China has stressed that it wants to avoid another Wuhan-style lockdown. Yet as the South China Morning Post notes, many universities have continued to implement “blanket campus lockdowns”.
In August, many students returned to a physical classroom for the first time. But protests erupted at campuses across the country to universities rationing internet and showering times, due to the sudden overcapacity. There were also complaints that university canteens exploited the reliance on on-site food and hiked food costs. Many such conversations were subsequently censored.
Anger and dissatisfaction among China’s young caused many this year to go beyond traditional social media platforms onto lesser known ones, to find a shared voice.
News website Sixth Tone notes a surge of “NetEmo” on music streaming platform, Netease Cloud Music, with “pervasive” comments from young Chinese about “failed exams, doomed relationships and shattered dreams”.
It says the platform tried to “stem the trend”, by announcing a crackdown on what it said were “fabricated” user comments.
History has been rewritten with new books, TV shows
China has also tried to promote an overly optimistic picture.

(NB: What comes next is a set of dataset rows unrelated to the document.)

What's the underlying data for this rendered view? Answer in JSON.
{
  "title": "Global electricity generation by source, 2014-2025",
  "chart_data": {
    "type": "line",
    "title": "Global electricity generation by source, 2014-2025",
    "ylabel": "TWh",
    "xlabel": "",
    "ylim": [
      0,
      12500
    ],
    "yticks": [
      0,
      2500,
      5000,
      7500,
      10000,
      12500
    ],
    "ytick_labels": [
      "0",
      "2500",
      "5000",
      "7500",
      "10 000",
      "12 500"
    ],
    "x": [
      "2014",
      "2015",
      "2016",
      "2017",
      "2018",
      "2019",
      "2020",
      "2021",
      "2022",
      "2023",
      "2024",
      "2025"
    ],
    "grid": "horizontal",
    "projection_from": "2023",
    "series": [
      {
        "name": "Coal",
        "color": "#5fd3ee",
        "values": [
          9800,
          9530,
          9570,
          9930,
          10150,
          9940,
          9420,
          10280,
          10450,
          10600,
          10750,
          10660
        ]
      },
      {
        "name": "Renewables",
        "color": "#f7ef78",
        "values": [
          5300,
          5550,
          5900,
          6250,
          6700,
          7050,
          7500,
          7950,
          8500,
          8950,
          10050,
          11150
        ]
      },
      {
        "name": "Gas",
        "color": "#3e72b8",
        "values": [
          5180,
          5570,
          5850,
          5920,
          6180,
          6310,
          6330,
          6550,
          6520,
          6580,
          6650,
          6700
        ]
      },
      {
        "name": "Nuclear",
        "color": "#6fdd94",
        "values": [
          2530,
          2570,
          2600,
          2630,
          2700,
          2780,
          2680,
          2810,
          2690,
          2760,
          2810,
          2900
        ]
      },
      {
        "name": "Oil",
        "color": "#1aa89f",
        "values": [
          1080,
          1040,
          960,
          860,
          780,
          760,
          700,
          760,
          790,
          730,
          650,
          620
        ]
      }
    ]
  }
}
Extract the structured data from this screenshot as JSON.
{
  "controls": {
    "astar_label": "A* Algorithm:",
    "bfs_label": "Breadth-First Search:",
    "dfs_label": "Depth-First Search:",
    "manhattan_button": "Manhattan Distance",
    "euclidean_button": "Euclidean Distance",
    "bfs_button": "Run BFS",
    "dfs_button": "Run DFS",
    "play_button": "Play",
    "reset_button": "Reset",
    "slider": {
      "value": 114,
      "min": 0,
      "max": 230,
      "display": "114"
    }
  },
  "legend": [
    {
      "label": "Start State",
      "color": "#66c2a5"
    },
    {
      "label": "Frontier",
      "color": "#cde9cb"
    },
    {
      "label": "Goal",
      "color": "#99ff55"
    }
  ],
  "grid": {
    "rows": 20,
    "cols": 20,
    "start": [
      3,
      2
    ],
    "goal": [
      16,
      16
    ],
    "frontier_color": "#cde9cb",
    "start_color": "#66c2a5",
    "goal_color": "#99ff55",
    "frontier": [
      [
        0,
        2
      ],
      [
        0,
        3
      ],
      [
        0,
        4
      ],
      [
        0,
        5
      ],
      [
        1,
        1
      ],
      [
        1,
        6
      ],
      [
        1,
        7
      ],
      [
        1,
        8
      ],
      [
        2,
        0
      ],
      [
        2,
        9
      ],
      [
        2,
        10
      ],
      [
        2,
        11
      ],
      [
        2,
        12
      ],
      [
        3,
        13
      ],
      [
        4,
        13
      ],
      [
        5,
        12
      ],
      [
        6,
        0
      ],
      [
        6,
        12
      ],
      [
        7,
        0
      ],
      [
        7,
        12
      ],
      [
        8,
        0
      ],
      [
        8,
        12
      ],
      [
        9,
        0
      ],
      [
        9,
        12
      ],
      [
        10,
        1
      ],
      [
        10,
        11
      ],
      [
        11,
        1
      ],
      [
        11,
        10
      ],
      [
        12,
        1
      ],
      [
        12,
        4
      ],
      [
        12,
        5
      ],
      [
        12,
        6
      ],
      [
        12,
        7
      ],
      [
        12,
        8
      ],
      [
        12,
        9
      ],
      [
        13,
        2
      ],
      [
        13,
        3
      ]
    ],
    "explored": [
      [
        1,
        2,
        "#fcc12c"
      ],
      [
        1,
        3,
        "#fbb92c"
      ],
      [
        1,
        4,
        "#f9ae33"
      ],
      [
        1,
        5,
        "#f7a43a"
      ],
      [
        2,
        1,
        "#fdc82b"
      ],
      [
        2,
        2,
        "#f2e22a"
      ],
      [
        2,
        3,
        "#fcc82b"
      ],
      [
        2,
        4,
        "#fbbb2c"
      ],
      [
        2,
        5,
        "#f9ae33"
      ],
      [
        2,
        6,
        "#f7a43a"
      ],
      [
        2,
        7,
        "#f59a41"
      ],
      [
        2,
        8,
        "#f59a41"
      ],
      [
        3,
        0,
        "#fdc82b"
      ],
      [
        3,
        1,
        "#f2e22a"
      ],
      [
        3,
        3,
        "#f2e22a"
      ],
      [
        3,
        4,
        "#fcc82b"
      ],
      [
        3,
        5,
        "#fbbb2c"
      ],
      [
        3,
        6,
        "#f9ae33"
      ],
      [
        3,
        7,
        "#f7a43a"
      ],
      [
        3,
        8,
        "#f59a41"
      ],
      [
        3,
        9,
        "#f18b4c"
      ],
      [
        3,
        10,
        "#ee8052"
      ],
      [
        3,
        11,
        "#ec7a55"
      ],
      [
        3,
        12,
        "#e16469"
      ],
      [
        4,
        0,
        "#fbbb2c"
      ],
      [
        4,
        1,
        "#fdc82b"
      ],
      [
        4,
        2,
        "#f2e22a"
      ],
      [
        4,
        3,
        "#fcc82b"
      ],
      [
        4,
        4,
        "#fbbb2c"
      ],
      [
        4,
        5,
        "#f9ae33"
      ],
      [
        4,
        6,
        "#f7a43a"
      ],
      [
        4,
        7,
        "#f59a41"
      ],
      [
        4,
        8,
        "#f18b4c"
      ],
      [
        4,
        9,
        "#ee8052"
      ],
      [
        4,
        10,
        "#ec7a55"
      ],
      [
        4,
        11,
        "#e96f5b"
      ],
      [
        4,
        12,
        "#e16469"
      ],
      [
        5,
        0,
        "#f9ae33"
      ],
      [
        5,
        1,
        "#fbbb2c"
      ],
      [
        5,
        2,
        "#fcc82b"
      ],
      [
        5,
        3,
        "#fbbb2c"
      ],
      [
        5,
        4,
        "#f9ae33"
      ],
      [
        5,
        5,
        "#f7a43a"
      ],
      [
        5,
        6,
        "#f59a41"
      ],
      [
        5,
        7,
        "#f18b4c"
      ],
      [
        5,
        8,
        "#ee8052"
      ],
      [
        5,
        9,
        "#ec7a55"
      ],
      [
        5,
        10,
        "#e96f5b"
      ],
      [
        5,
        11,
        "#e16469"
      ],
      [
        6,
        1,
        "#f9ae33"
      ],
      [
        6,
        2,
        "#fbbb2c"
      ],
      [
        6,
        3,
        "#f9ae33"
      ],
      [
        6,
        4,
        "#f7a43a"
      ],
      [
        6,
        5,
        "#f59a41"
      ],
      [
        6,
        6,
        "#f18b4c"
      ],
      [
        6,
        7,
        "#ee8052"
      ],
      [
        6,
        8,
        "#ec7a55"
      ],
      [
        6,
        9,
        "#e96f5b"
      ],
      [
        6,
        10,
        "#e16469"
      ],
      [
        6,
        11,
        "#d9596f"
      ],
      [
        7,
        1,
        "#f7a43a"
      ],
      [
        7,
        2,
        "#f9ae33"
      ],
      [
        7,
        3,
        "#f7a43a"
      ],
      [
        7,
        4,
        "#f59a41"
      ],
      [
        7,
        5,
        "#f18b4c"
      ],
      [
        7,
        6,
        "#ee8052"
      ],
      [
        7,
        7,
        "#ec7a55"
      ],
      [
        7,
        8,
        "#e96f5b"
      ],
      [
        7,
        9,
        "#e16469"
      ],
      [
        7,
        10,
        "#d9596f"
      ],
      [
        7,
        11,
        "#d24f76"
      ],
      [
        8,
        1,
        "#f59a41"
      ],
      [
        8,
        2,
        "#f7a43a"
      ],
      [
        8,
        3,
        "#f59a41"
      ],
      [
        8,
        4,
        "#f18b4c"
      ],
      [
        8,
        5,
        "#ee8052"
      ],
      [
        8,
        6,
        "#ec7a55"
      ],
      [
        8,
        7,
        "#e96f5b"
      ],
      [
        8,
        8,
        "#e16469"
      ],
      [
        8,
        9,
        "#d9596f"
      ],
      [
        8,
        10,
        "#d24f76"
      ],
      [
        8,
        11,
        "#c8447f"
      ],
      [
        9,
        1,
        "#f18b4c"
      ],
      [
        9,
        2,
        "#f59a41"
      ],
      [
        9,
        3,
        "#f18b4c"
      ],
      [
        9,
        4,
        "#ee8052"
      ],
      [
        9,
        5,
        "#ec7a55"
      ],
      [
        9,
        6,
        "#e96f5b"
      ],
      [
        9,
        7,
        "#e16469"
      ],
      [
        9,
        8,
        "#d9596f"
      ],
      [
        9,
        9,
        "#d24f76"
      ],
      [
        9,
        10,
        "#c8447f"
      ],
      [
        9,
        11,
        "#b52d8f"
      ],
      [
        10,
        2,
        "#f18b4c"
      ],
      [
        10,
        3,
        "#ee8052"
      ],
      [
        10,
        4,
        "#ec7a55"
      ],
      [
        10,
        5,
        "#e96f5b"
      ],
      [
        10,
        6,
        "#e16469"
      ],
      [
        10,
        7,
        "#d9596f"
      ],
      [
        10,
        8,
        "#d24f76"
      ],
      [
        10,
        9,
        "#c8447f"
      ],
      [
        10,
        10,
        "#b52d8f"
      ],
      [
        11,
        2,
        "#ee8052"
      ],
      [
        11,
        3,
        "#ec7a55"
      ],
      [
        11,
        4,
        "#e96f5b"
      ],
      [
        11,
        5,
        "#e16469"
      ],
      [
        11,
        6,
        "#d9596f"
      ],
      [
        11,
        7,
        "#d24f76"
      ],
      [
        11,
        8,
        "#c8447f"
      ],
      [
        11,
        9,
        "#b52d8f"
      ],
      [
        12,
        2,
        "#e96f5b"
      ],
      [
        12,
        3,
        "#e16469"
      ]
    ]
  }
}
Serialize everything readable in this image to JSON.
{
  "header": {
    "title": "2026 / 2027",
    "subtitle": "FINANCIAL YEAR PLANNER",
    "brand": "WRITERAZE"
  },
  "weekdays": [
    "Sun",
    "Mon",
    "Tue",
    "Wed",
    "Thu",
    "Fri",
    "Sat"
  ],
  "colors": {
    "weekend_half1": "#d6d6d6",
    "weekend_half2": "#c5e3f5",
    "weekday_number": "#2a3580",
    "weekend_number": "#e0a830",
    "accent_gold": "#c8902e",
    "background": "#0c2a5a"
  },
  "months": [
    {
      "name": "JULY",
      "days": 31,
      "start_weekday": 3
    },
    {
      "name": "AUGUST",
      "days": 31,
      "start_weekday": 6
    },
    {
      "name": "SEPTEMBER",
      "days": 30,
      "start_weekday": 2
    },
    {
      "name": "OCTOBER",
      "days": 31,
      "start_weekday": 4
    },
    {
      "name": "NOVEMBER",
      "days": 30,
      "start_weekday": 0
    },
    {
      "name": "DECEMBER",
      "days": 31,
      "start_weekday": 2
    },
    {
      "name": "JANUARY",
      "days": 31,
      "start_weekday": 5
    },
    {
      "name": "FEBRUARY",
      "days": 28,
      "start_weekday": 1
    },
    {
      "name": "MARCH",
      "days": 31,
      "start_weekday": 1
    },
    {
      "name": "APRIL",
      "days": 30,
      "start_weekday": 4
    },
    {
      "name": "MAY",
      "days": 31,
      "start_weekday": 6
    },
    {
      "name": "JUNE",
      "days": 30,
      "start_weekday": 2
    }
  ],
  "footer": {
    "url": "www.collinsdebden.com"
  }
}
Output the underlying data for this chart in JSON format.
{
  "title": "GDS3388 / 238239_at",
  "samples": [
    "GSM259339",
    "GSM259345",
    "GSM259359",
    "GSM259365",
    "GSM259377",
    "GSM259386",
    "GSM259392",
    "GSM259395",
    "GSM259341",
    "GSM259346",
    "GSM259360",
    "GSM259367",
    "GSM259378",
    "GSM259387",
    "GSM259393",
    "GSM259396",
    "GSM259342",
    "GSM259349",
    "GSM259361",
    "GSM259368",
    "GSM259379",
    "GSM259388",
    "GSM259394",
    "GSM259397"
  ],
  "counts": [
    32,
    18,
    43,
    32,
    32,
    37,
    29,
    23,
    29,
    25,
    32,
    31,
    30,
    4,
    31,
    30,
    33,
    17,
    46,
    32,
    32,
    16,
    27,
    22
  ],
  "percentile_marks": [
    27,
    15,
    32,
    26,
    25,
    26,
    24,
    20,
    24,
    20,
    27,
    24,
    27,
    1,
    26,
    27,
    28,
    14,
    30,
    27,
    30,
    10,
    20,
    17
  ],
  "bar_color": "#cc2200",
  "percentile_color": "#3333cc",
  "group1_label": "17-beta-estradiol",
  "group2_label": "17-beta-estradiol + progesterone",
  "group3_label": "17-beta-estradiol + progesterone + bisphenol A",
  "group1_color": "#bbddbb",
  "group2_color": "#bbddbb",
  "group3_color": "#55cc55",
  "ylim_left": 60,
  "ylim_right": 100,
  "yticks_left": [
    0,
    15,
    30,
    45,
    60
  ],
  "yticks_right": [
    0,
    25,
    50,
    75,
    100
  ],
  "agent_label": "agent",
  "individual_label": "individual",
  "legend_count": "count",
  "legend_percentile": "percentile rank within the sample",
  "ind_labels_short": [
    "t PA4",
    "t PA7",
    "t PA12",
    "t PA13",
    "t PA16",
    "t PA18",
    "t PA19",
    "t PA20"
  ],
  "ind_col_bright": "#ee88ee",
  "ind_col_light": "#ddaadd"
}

Much as there have been concerns that The Crown might tell an inauthentic version of the UK’s royal history, many Chinese are concerned that post-Covid era books and TV programmes have not accurately shown what happened in Wuhan.
Chinese author Fang Fang received widespread praise earlier in the year for documenting her life in Wuhan, and providing a rare glimpse into Wuhan residents’ fears and hopes.
However, her online diary has since made her the target of fervent Chinese nationalists, who accuse her of trying to smear China and promote a “doomsday narrative”.
State media have sought to promote other books, including those of expats, to reinforce the government’s optimistic message about the authorities’ handling of the virus.
In some instances, there has been backlash at state media dictating a certain narrative on the handling of the Wuhan outbreak.
This was evident in September when Heroes in Harm’s Way, the first drama “based on real life stories” of front-line workers, received backlash for downplaying the role that women had played in the outbreak.
China has come out stronger versus the ‘crumbling, unstable West’
It is evident that China wants to end 2020 on a high note.
Beyond telling its own citizens that it has largely won the war over its Covid-19, China also wants to tell the world.
But China now seeks to distance itself from its early connections to the coronavirus, and promote the idea that China’s Covid-19 success means its political model is more successful than the West’s.
This has gone beyond calling for an end to loaded terminology, like the “Wuhan coronavirus” – which China’s own media even used in the early stages – to stepping up suggestions that the coronavirus could actually have started in the West.
Chinese outlets have wasted no opportunity throughout the year to highlight the United States – and to some extent the UK’s – poor handling of the virus, and how these have exacerbated divisions.
This has happened to such an extent that it has become popular for Chinese netizens to call Covid-19 the “America virus” or “Trump virus”.
Chinese papers and broadcasters have been keen to point out when US media have turned on each other, how politicians have prioritised spending on election campaigns over healthcare, and how a messy, endless election has led to extreme political polarisation.
If there’s one message China wants to take into 2021, it’s that the country is rounding off the year with unity and prosperity, whereas other countries can only anticipate further divisions and instability.